Until, that is, Redford entered middle age. The talk remained focused on his looks, only now it was about how he was supposedly losing them. ("Weathered and remote" is how The New York Times described Redford's physical appearance in its review of 1990's Havana, released when the actor was 54.) "As you begin to age, then suddenly it's a liability that you're aging," Redford says. "What was I supposed to do? Die in a car crash and stay young forever?"
Well before that, though, Redford searched out roles like those in The Candidate and Downhill Racer, parts that made cannon fodder of his supposed vanity. And he used his popularity and charisma to back a succession of politically charged, decidedly non-movie-star-ish projects that likely could have been willed into being only during the much-mythologized New Hollywood of the late 1960s and the 1970s. These included Tell Them Willie Boy Is Here (1969), the comeback film of blacklisted screenwriter Abraham Polonsky and an early indication of Redford's interest in American Indian history; the iconic frontier Western Jeremiah Johnson (1972); and, of course, All the President's Men (1976), a movie to which Redford devoted years of his life as producer and star. Even some of the overtly commercial projects to which he signed on carried unexpected sociopolitical subtext, as with the McCarthy-era witch hunts that background the glossy Barbra Streisand romance The Way We Were.
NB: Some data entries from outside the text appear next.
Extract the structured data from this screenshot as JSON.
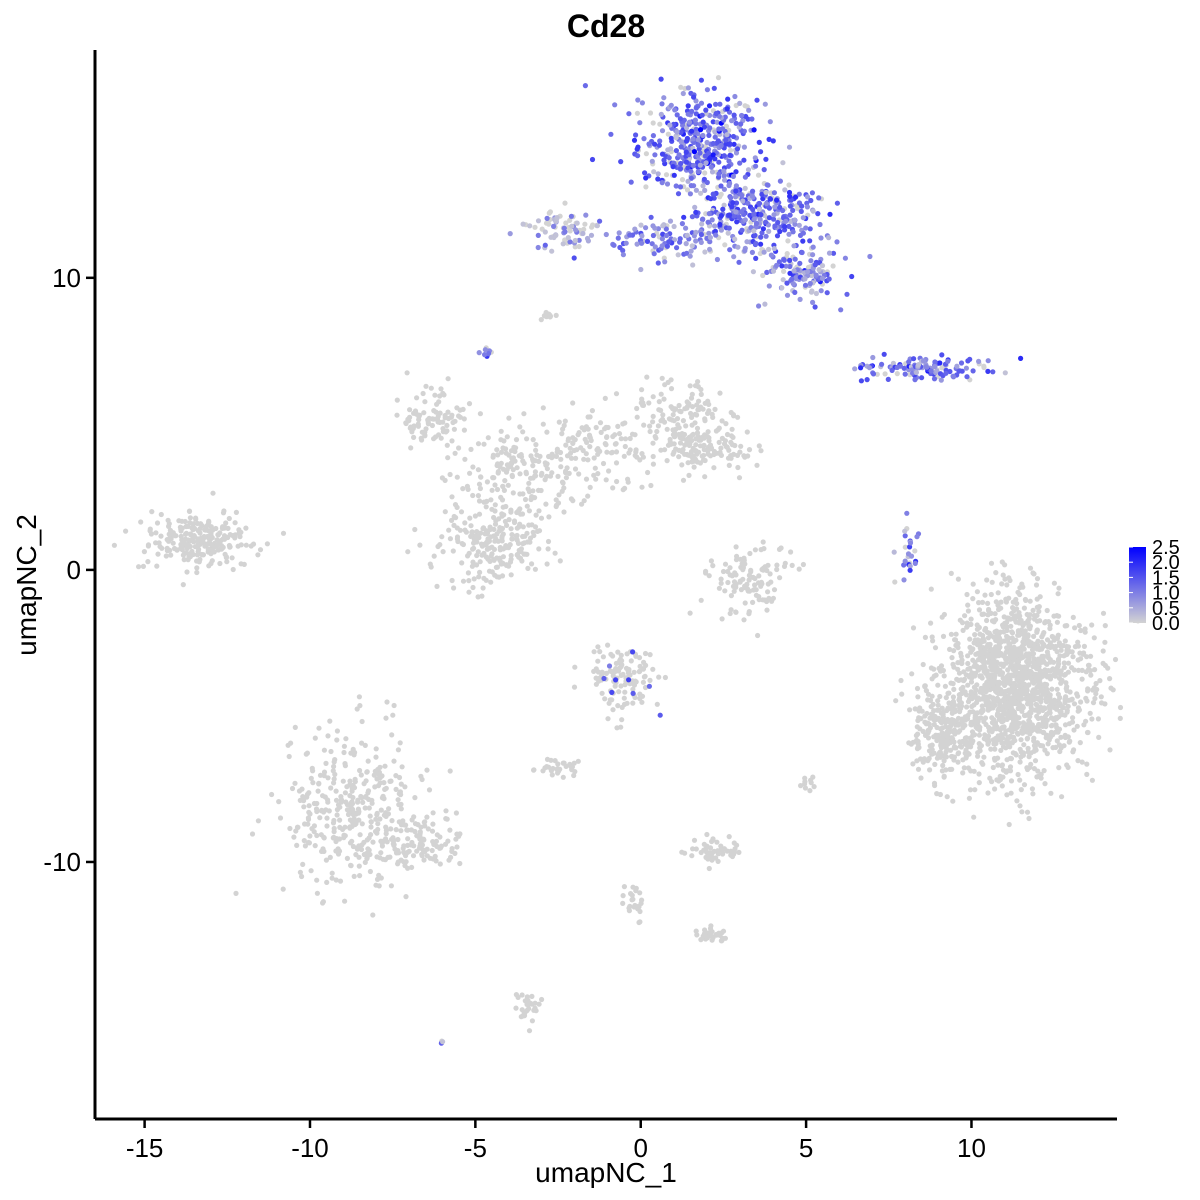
{
  "chart_data": {
    "type": "scatter",
    "title": "Cd28",
    "xlabel": "umapNC_1",
    "ylabel": "umapNC_2",
    "xlim": [
      -16.5,
      14.4
    ],
    "ylim": [
      -18.8,
      17.8
    ],
    "x_ticks": [
      -15,
      -10,
      -5,
      0,
      5,
      10
    ],
    "x_tick_labels": [
      "-15",
      "-10",
      "-5",
      "0",
      "5",
      "10"
    ],
    "y_ticks": [
      -10,
      0,
      10
    ],
    "y_tick_labels": [
      "-10",
      "0",
      "10"
    ],
    "grid": false,
    "color_low": "#d3d3d3",
    "color_high": "#0000ff",
    "legend": {
      "position": "right",
      "title": "",
      "min": 0.0,
      "max": 2.5,
      "labels": [
        "0.0",
        "0.5",
        "1.0",
        "1.5",
        "2.0",
        "2.5"
      ],
      "values": [
        0.0,
        0.5,
        1.0,
        1.5,
        2.0,
        2.5
      ]
    },
    "clusters": [
      {
        "center": [
          1.8,
          14.6
        ],
        "spread": [
          0.9,
          0.9
        ],
        "n": 450,
        "expr": 1.2
      },
      {
        "center": [
          3.5,
          12.2
        ],
        "spread": [
          1.0,
          0.6
        ],
        "n": 300,
        "expr": 1.2
      },
      {
        "center": [
          4.8,
          10.2
        ],
        "spread": [
          0.6,
          0.45
        ],
        "n": 130,
        "expr": 1.0
      },
      {
        "center": [
          0.8,
          11.3
        ],
        "spread": [
          1.3,
          0.35
        ],
        "n": 110,
        "expr": 0.9
      },
      {
        "center": [
          -2.3,
          11.6
        ],
        "spread": [
          0.55,
          0.35
        ],
        "n": 70,
        "expr": 0.5
      },
      {
        "center": [
          8.7,
          6.9
        ],
        "spread": [
          1.0,
          0.2
        ],
        "n": 130,
        "expr": 1.1
      },
      {
        "center": [
          8.1,
          0.5
        ],
        "spread": [
          0.15,
          0.6
        ],
        "n": 25,
        "expr": 1.0
      },
      {
        "center": [
          -13.4,
          1.0
        ],
        "spread": [
          0.8,
          0.5
        ],
        "n": 230,
        "expr": 0.0
      },
      {
        "center": [
          -6.3,
          5.2
        ],
        "spread": [
          0.5,
          0.5
        ],
        "n": 90,
        "expr": 0.0
      },
      {
        "center": [
          -4.2,
          3.4
        ],
        "spread": [
          0.9,
          0.8
        ],
        "n": 110,
        "expr": 0.0
      },
      {
        "center": [
          -1.3,
          4.2
        ],
        "spread": [
          1.0,
          0.8
        ],
        "n": 120,
        "expr": 0.0
      },
      {
        "center": [
          1.3,
          5.2
        ],
        "spread": [
          0.7,
          0.7
        ],
        "n": 130,
        "expr": 0.0
      },
      {
        "center": [
          2.0,
          4.1
        ],
        "spread": [
          0.7,
          0.4
        ],
        "n": 110,
        "expr": 0.0
      },
      {
        "center": [
          -4.4,
          0.9
        ],
        "spread": [
          0.8,
          0.7
        ],
        "n": 230,
        "expr": 0.0
      },
      {
        "center": [
          -2.8,
          3.2
        ],
        "spread": [
          0.6,
          0.6
        ],
        "n": 50,
        "expr": 0.0
      },
      {
        "center": [
          3.3,
          -0.4
        ],
        "spread": [
          0.7,
          0.6
        ],
        "n": 110,
        "expr": 0.0
      },
      {
        "center": [
          11.3,
          -3.9
        ],
        "spread": [
          1.1,
          1.5
        ],
        "n": 1500,
        "expr": 0.0
      },
      {
        "center": [
          9.1,
          -5.6
        ],
        "spread": [
          0.5,
          0.8
        ],
        "n": 200,
        "expr": 0.0
      },
      {
        "center": [
          -0.5,
          -3.7
        ],
        "spread": [
          0.55,
          0.6
        ],
        "n": 130,
        "expr": 0.05
      },
      {
        "center": [
          -8.7,
          -8.2
        ],
        "spread": [
          1.0,
          1.3
        ],
        "n": 320,
        "expr": 0.0
      },
      {
        "center": [
          -7.0,
          -9.4
        ],
        "spread": [
          1.0,
          0.5
        ],
        "n": 140,
        "expr": 0.0
      },
      {
        "center": [
          -2.4,
          -6.8
        ],
        "spread": [
          0.3,
          0.15
        ],
        "n": 30,
        "expr": 0.0
      },
      {
        "center": [
          2.2,
          -9.6
        ],
        "spread": [
          0.4,
          0.25
        ],
        "n": 50,
        "expr": 0.0
      },
      {
        "center": [
          2.2,
          -12.5
        ],
        "spread": [
          0.3,
          0.15
        ],
        "n": 30,
        "expr": 0.0
      },
      {
        "center": [
          -0.2,
          -11.5
        ],
        "spread": [
          0.15,
          0.35
        ],
        "n": 25,
        "expr": 0.0
      },
      {
        "center": [
          -3.4,
          -14.9
        ],
        "spread": [
          0.2,
          0.3
        ],
        "n": 30,
        "expr": 0.0
      },
      {
        "center": [
          -2.8,
          8.7
        ],
        "spread": [
          0.15,
          0.08
        ],
        "n": 12,
        "expr": 0.0
      },
      {
        "center": [
          -4.7,
          7.5
        ],
        "spread": [
          0.1,
          0.1
        ],
        "n": 8,
        "expr": 0.8
      },
      {
        "center": [
          5.0,
          -7.3
        ],
        "spread": [
          0.12,
          0.15
        ],
        "n": 10,
        "expr": 0.0
      },
      {
        "center": [
          -6.0,
          -16.2
        ],
        "spread": [
          0.05,
          0.05
        ],
        "n": 3,
        "expr": 1.0
      }
    ]
  }
}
"I guess, as an artist, somewhere along the line I became a cultural critic," Redford says. "I so love this country, but I also get worried about it. I see it sliding away from itself." Not that he's convinced that any of his contributions as actor, producer or director have had a lick of measurable influence. "The Candidate was about how we get people elected in this country for cosmetic reasons rather than substance, and that this was something worth thinking about. Well, nothing happened. We got Jerry Brown, and then we got Dan Quayle."
Redford has considerably more damning words for the state of American journalism in the three decades since All the President's Men, chiding print and broadcast outlets alike for their decisions to focus on sports and entertainment reporting at the expense of hard news and investigative reporting. Most of all, he's troubled by the media's unblinking willingness to toe the Washington party line. That's one of the deeper and more lasting issues that Redford hopes will be discussed in the wake of Lions for Lambs, though he remains wary of the real possibility of change through cinema, particularly among college-age audiences such as those he has been speaking to on his tour.
"I think it would be unfair to classify this generation as apathetic and cynical," Redford says when I ask if Lions' underachieving student protagonist can be considered a representative figure. "I think there's a lot of that out there, and I think a lot of it, by the way, is justified, because there's no leadership to admire there's no moral figure to follow. Kids today feel like they're too smart for all this bullshit, so they turn away from it, which creates its own issue young people turning away from the problem rather than saying, 'Wait a minute. This is my future that's going under. I'm going to do something about it.'"
Time, though, is of the essence. As the Lions for Lambs ad line neatly surmises, "If you don't stand for something, you might fall for anything." And, like his character in the film, Redford is a firm believer that every moment spent sitting down is a wasted one. To that end, he has infused Lions with an old-fashioned but diabolically effective gimmick: The movie's action unfolds in 90 real-time minutes, each one designed to press heavier than the last upon the audience's collective conscience.